Denver City Councilwoman Jamie Torres.
The Denver City Council members at the meeting thanked Mauro for the data dump, which debunked what's become a major talking point during discussions of the rising crime rate.
"This is illuminating information, because I think there’s this sentiment out in the public that if you’re out on bond and if you’re out on a PR bond, that you’re more likely to commit another crime, which your data is not proving," Councilwoman Amanda Sandoval
Hancock and Denver Police Chief Paul Pazen, who's echoed the mayor's comments, are not alone in pointing a finger at "bond reform." George Brauchler, a Republican radio talk-show host who previously served as district attorney for the 18th Judicial District, has also suggested that bond reform is to blame for Colorado's increasing crime rate. Brauchler co-authored a crime study
with former Denver district attorney Mitch Morrissey, a Democrat, for the Common Sense Institute
, a right-leaning Colorado think tank.
"It is simply undeniable that the legislature over the last decade or so has made it easier to decrease penalties for criminal conduct," Brauchler previously told Westword
, noting that PR bonds and an uptick in crime "seems to be happening at the same time."

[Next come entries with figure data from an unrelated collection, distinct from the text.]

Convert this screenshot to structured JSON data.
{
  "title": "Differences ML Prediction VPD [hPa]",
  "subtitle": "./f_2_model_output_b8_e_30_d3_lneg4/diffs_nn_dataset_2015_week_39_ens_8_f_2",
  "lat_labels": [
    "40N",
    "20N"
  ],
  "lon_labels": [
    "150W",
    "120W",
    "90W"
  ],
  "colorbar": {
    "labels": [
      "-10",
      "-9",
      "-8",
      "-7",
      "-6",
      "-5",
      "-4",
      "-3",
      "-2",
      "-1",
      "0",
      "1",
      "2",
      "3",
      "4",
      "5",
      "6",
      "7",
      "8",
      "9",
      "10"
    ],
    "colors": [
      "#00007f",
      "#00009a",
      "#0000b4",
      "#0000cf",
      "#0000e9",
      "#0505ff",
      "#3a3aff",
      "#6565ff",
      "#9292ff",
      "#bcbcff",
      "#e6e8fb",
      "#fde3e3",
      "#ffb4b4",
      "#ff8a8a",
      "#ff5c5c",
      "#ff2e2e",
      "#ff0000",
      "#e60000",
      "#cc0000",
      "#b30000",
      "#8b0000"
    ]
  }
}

"My reflection is there is nothing new here and that Pazen and Hancock have been looking for a bogeyman, and without any data to support it have been calling it 'pretrial reform,'" Wallace says. "It distracts us from finding the real problem and the real solutions."
Hancock's office did not respond to a request for comment.
"One of the clearest takeaways from Greg’s presentation was that we cannot blame our crime wave on low-income people," says Denver City Councilwoman Jamie Torres, who calls the data a "direct contradiction" to what Hancock and Pazen have been saying.
"I don’t think it does us any service to put all our attention on something that is clearly not the cause of crime," she concludes.